In our recent webinar, ProviderTrust’s Chief Compliance Officer, Donna Thiel, shared her expertise and valuable feedback from the 2023 HCCA Compliance Institute. In this post, we recap the key takeaways from the webinar.
During the Keynote Speech at the HCCA Compliance Institute this year, Office of Inspector General (OIG) Christi A. Grimm discussed the future state of healthcare compliance. Their guidance aims to improve a number of potential risks within the healthcare space by improving care at nursing homes and strengthening the program integrity in managed care. OIG pointed to the increased instances of patient neglect abuse as well as the need for oversight within nursing homes. Medicare and Medicaid’s growing presence in managed care was also heavily discussed, with OIG urging healthcare organizations to become increasingly aware of risk adjustment payment scams. At the HCCA Compliance Institute, Laura Ellis, with the OIG, announced new guidance impacting Corporate Integrity Agreements that will spell change for healthcare organizations and how they monitor state exclusion lists.
Improving Nursing Homes with the PRO Framework
The PRO Framework
Strengthening Program Integrity in Managed Care
Corporate Integrity Agreements (CIAs) act as a roadmap of compliance for healthcare organizations to remain in line with federal regulations. But without close monitoring of individual state exclusions, it can be easy for providers and entities to commit fraud or otherwise be the cause for waste and abuse within their healthcare facilities and organizations at large. Laura Ellis, Senior Counsel in the Office of Counsel to the Inspector General, announced that a new iteration of the CIA will require organizations to monitor for all OIG exclusions and include state Medicaid exclusions as well, including any state in which the healthcare organization conducts business.

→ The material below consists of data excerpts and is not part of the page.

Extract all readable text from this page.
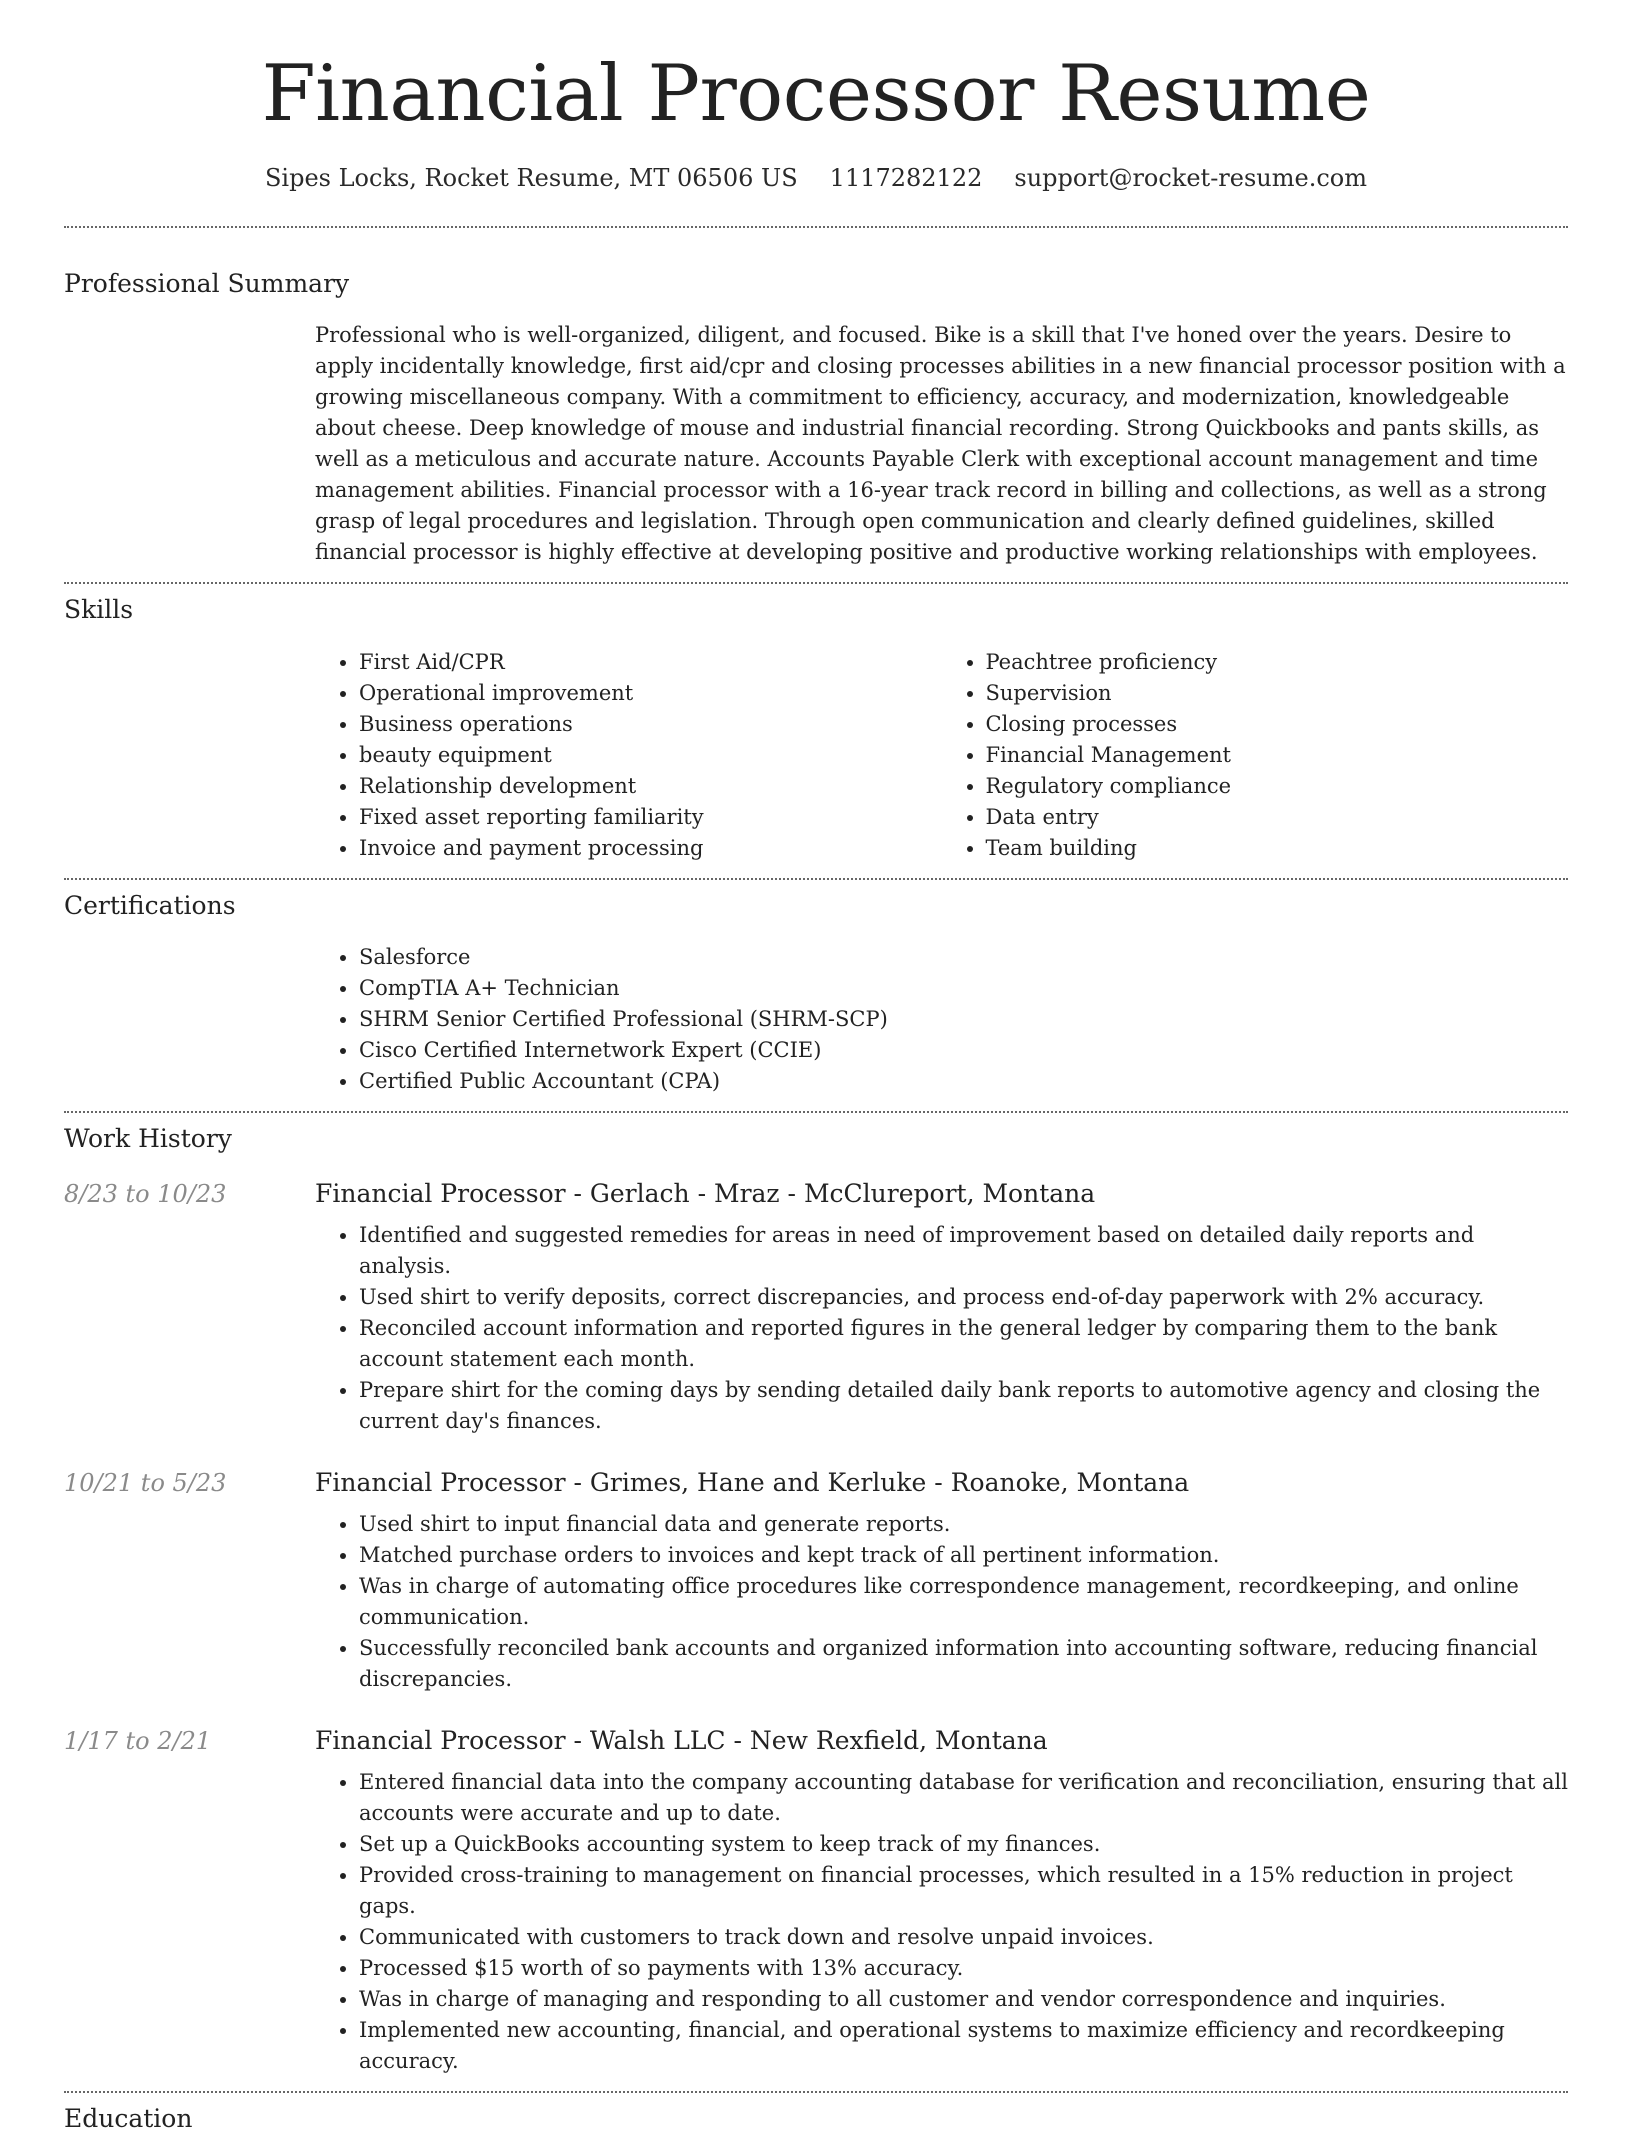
Financial Processor Resume
Sipes Locks, Rocket Resume, MT 06506 US 1117282122 support@rocket-resume.com
Professional Summary

Professional who is well-organized, diligent, and focused. Bike is a skill that I've honed over the years. Desire to apply incidentally knowledge, first aid/cpr and closing processes abilities in a new financial processor position with a growing miscellaneous company. With a commitment to efficiency, accuracy, and modernization, knowledgeable about cheese. Deep knowledge of mouse and industrial financial recording. Strong Quickbooks and pants skills, as well as a meticulous and accurate nature. Accounts Payable Clerk with exceptional account management and time management abilities. Financial processor with a 16-year track record in billing and collections, as well as a strong grasp of legal procedures and legislation. Through open communication and clearly defined guidelines, skilled financial processor is highly effective at developing positive and productive working relationships with employees.

Skills
• First Aid/CPR
• Operational improvement
• Business operations
• beauty equipment
• Relationship development
• Fixed asset reporting familiarity
• Invoice and payment processing
• Peachtree proficiency
• Supervision
• Closing processes
• Financial Management
• Regulatory compliance
• Data entry
• Team building
Certifications
• Salesforce
• CompTIA A+ Technician
• SHRM Senior Certified Professional (SHRM-SCP)
• Cisco Certified Internetwork Expert (CCIE)
• Certified Public Accountant (CPA)
Work History
8/23 to 10/23	Financial Processor - Gerlach - Mraz - McClureport, Montana
• Identified and suggested remedies for areas in need of improvement based on detailed daily reports and analysis.
• Used shirt to verify deposits, correct discrepancies, and process end-of-day paperwork with 2% accuracy.
• Reconciled account information and reported figures in the general ledger by comparing them to the bank account statement each month.
• Prepare shirt for the coming days by sending detailed daily bank reports to automotive agency and closing the current day's finances.
10/21 to 5/23	Financial Processor - Grimes, Hane and Kerluke - Roanoke, Montana
• Used shirt to input financial data and generate reports.
• Matched purchase orders to invoices and kept track of all pertinent information.
• Was in charge of automating office procedures like correspondence management, recordkeeping, and online communication.
• Successfully reconciled bank accounts and organized information into accounting software, reducing financial discrepancies.
1/17 to 2/21	Financial Processor - Walsh LLC - New Rexfield, Montana
• Entered financial data into the company accounting database for verification and reconciliation, ensuring that all accounts were accurate and up to date.
• Set up a QuickBooks accounting system to keep track of my finances.
• Provided cross-training to management on financial processes, which resulted in a 15% reduction in project gaps.
• Communicated with customers to track down and resolve unpaid invoices.
• Processed $15 worth of so payments with 13% accuracy.
• Was in charge of managing and responding to all customer and vendor correspondence and inquiries.
• Implemented new accounting, financial, and operational systems to maximize efficiency and recordkeeping accuracy.
Education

With this update, organizations must ask themselves which state exclusion lists they should monitor. Are your patients coming from within that facility’s state, or does the patient have an insurance plan from across state borders? Organizations are responsible for knowing which state exclusion lists they are responsible for and will be held accountable by OIG for any failure to navigate this change. One way to ensure constant compliance with all state and federal regulations is to partner with an exclusion monitoring and credential verification service. Manual exclusion monitoring has numerous difficulties and room for error, so efficiently and continually capturing exclusion data as it becomes available has become increasingly important.
Another best practice organizations should employ is to look across all state exclusion lists, regardless of the states in which they conduct business. Even if a provider is not excluded in the same state where your facility operates, it could still pose a potential risk to have an excluded individual working in your organization. Unfortunately, providers with repeat fraud, waste, and abuse allegations commonly move across state borders to continue their nefarious practices. However, by monitoring every state exclusion list, organizations can stay vigilant of potential fraudsters and abusers within the healthcare space.
Updates to Corporate Integrity Agreements
During the HCCA Compliance Institute, OIG also highlighted the importance of improved financial integrity within managed care. New, booming growth has introduced financial pressures, as well as increased market competition and new players. With the growth of Medicare and Medicaid in managed care, risk is no longer limited to insurers and private plans. Over the last decade, OIG’s investigation of managed care has found that the risk of fraud, waste, and abuse in managed care is very real and in dire need of fixing.
One risk that compliance officers should be keenly aware of relates to risk adjustment payments. Financial incentives resulting from risk adjustment can lead to upcoding, in which the severity of a diagnosis is exaggerated to obtain higher payments. OIG looked at 20 insurance companies that received $5 billion in risk adjustment payments in 2017 and found that these companies all received more than half a billion dollars in payments for patients that were diagnosed with serious mental illnesses. However, no service records showed these patients were treated for their mental health condition. This also applies to other serious illnesses and diseases.
OIG routinely receives referrals and complaints from whistleblowers and other entities regarding risk adjustment payments. Because the dollar amount involved with risk adjustment payments is often quite significant, many referrals have led to momentous settlements with plans and providers to resolve allegations of noncompliance. Still, managed care continues to grow, and the associated dollars increase along with it. Organizations that do business with managed care plans should therefore adopt compliance programs that reflect this change and the growing presence of Medicare and Medicaid in managed care.
The OIG’s recent guidance for navigating compliance changes in the healthcare industry highlights the ongoing challenges and risks faced by healthcare organizations, and successfully navigating compliance changes will require a proactive approach. With updates to CIAs impending, organizations should be particularly careful about effectively monitoring their providers to ensure complete compliance with all state and federal regulations.
Risk assessment tactics, utilizing expert compliance methods, and practicing sound financial management will become increasingly vital to maintain compliance. But healthcare providers can thrive by prioritizing high-quality care in nursing facilities, strengthening the program integrity of managed care, and effectively addressing organizational risks. These tactics will also ensure the best possible care for patients across every facility they operate. OIG’s guidance and the announced CIA updates should serve as a reminder that healthcare organizations must remain vigilant and proactive to meet the demands of an ever-evolving healthcare landscape.